15. Люди набольшие и меньшие
Соня Лубкова, снова появившись в Кормленщиково, лихо подкатила на велосипеде к дому Коптевых. И Григорий, проницательно взглянув на нее, счел своим едва ли не священным долгом внушить девушке, что она, ради спасения собственной души, а главное, изящной словесности, обязана оставить литературное поприще. Он попросил у Виктора велосипед, оседлал ветхую, жалобно заскрипевшую под ним машину, и они весело помчались по лесной дороге, выбранной Соней.
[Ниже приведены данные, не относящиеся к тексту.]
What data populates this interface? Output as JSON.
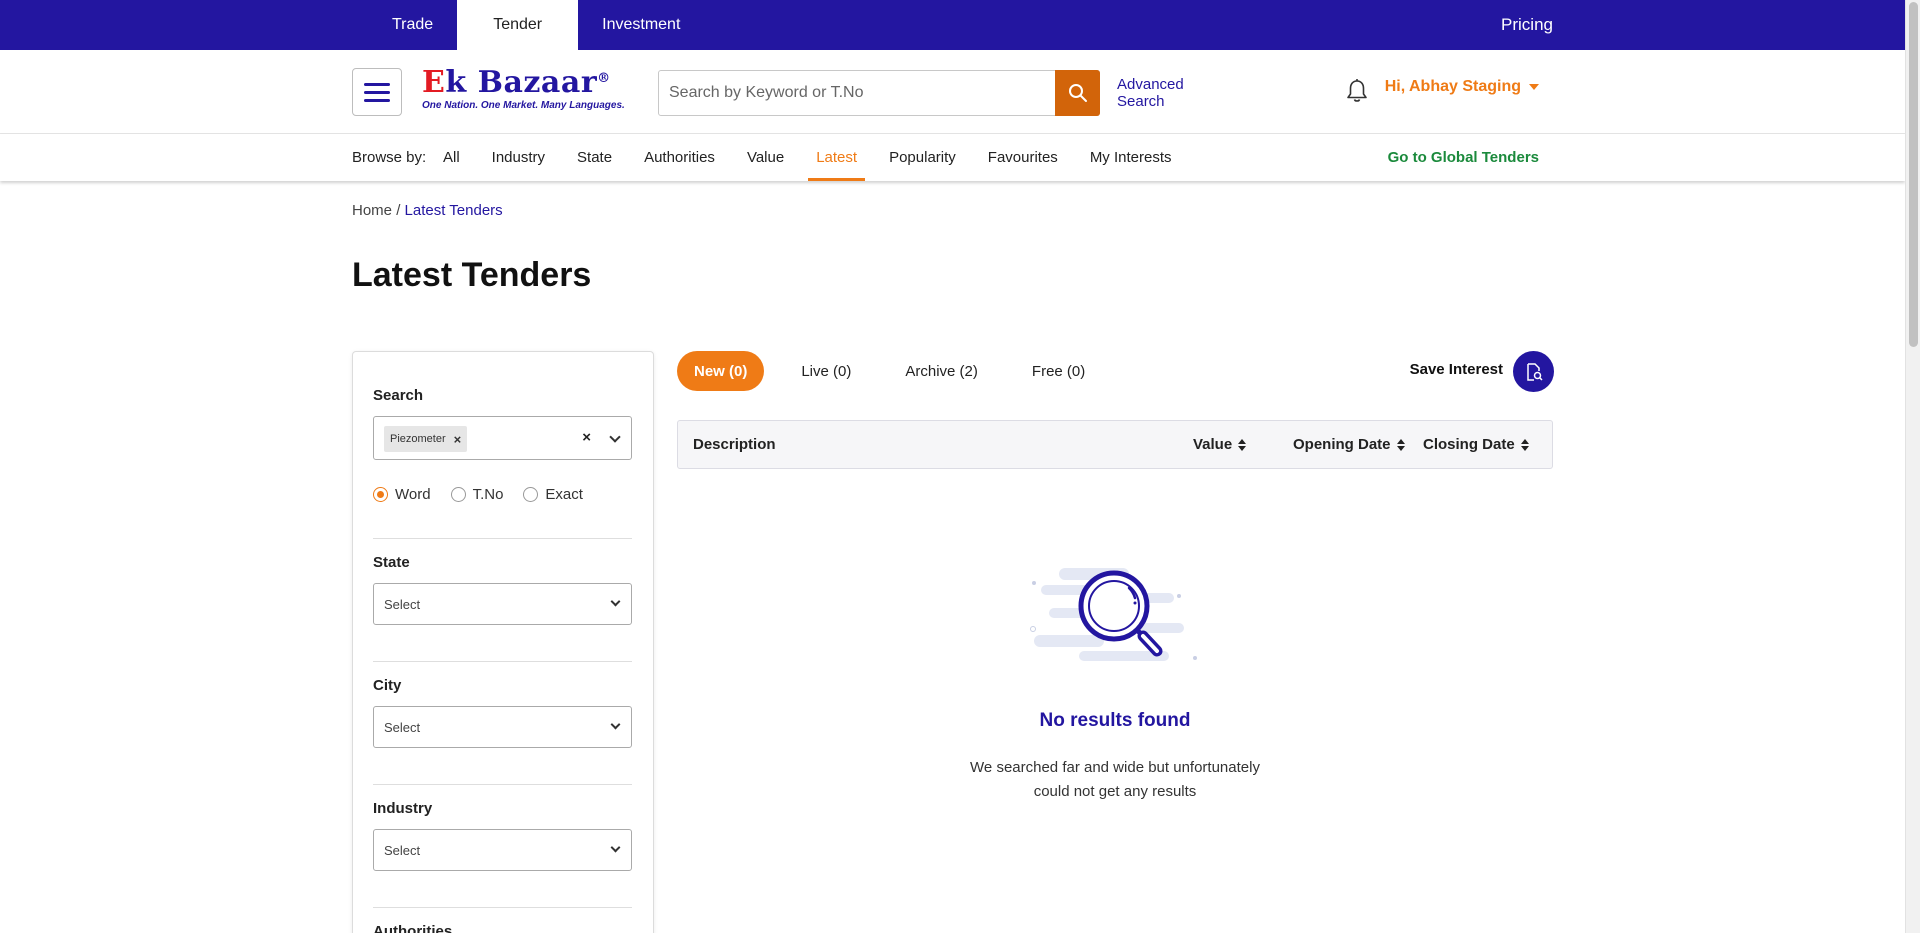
{
  "topnav": {
    "tabs": [
      {
        "label": "Trade"
      },
      {
        "label": "Tender"
      },
      {
        "label": "Investment"
      }
    ],
    "active": "Tender",
    "pricing": "Pricing"
  },
  "header": {
    "logo_text": "Ek Bazaar",
    "logo_tagline": "One Nation. One Market. Many Languages.",
    "search_placeholder": "Search by Keyword or T.No",
    "advanced_search": [
      "Advanced",
      "Search"
    ],
    "user_greeting": "Hi, Abhay Staging"
  },
  "browse": {
    "label": "Browse by:",
    "items": [
      "All",
      "Industry",
      "State",
      "Authorities",
      "Value",
      "Latest",
      "Popularity",
      "Favourites",
      "My Interests"
    ],
    "active": "Latest",
    "global_link": "Go to Global Tenders"
  },
  "breadcrumb": {
    "home": "Home",
    "separator": "/",
    "current": "Latest Tenders"
  },
  "page_title": "Latest Tenders",
  "filters": {
    "search_label": "Search",
    "search_chip": "Piezometer",
    "radio_options": [
      "Word",
      "T.No",
      "Exact"
    ],
    "radio_selected": "Word",
    "state_label": "State",
    "state_value": "Select",
    "city_label": "City",
    "city_value": "Select",
    "industry_label": "Industry",
    "industry_value": "Select",
    "authorities_label": "Authorities"
  },
  "results": {
    "tabs": [
      "New (0)",
      "Live (0)",
      "Archive (2)",
      "Free (0)"
    ],
    "active_tab": "New (0)",
    "save_interest": "Save Interest",
    "columns": [
      "Description",
      "Value",
      "Opening Date",
      "Closing Date"
    ],
    "empty_title": "No results found",
    "empty_lines": [
      "We searched far and wide but unfortunately",
      "could not get any results"
    ]
  },
  "colors": {
    "brand": "#2316a0",
    "accent": "#ef7b16",
    "search_button": "#d2640a",
    "global_link": "#1b8a3c"
  }
}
Вскоре они миновали вялую деревушку, где за околицей тупо лежали в траве грязные бараны и овечки, а на валуне сидела присматривающая за ними крошечная старушка в очках и целлофановой обертке, прикрывающей от вероятного дождя худенькое тело. Издали она, блестящая, как бы воздушная, легкокрылая, являла весьма фантастическое зрелище. Путешественники вежливо поздоровались с этим ангелом, пасущим сонное стадо. Григорий пропустил вперед бойко крутившую педали Соню и получил возможность любоваться ее крепкими икрами, освобожденными от брюк, которые она закатала выше колен. Ему нравилось наблюдать, как ее женственно солидный зад растекается по сидению, колеблется и перекатывается из стороны в сторону. А то вдруг взмывает вверх, занимая очень вертикальное, отвесное положение и становится похож на два огромных уха, стерших и пожравших все, что их разделяло.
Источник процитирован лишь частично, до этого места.